RogerBW's Blog

A Choice of Evils, Elizabeth Ferrars 05 February 2014

Eighth and final book in Ferrars' Andrew Basnett series.

Andrew Basnett is a retired professor of botany who gets accidentally mixed up with murders. This is classic amateur sleuthing, though he usually manages to remain on good terms with the police; in the later books, they've sometimes even heard of him, and have a grudging respect for him.

In this volume, Basnett goes for a relaxing holiday in a small seaside town, but first runs into his writer nephew Peter Dilly, then gets invited to the dinner party of the vastly popular writer Simon Amory with whom Dilly is staying. Amory's a bit of an odd fish, but things really get started when his sister-in-law is found shot, and Peter's both the last person to see her alive and the first to discover the body.

There's a lot of cutting interpersonal observation, reminding me of the way people broke down in The Crime and the Crystal (the third in this series, set in Australia). All the necessary clues are present; I spotted the major plot point not directly identifying the murderer before it was revealed, but had a misapprehension about the identity of the murderer and was pleasantly surprised to be wrong.

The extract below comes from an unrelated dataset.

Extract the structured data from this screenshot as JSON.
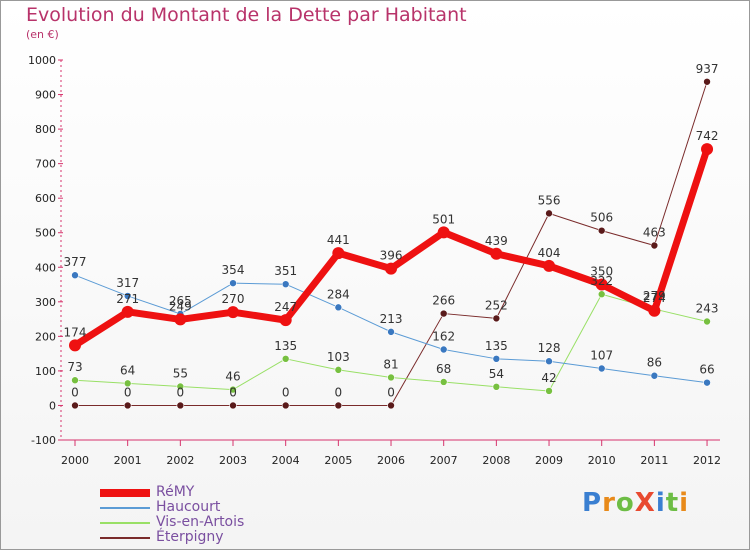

The ending is something of an anti-climax: once Basnett has pointed out to the police both his theories and the evidence that will confirm them, the actual search and arrest take place off-stage. Basnett is not, of course, an action hero, nor is he working for the police, but it seems a shame that Ferrars couldn't have contrived to bring him on-stage. This has been a repeated minor problem in the series; like most of the sort of detective fiction I prefer, the stories are essentially logic puzzles rather than character pieces, but I enjoy Ferrars' writing of characters enough that I'd like to have seen her tackle the bluster of the discovered murderer too.

This was written towards the end of Ferrars' life, and there's a certain sense of tiredness, but she knew her stuff and this is still a satisfying story.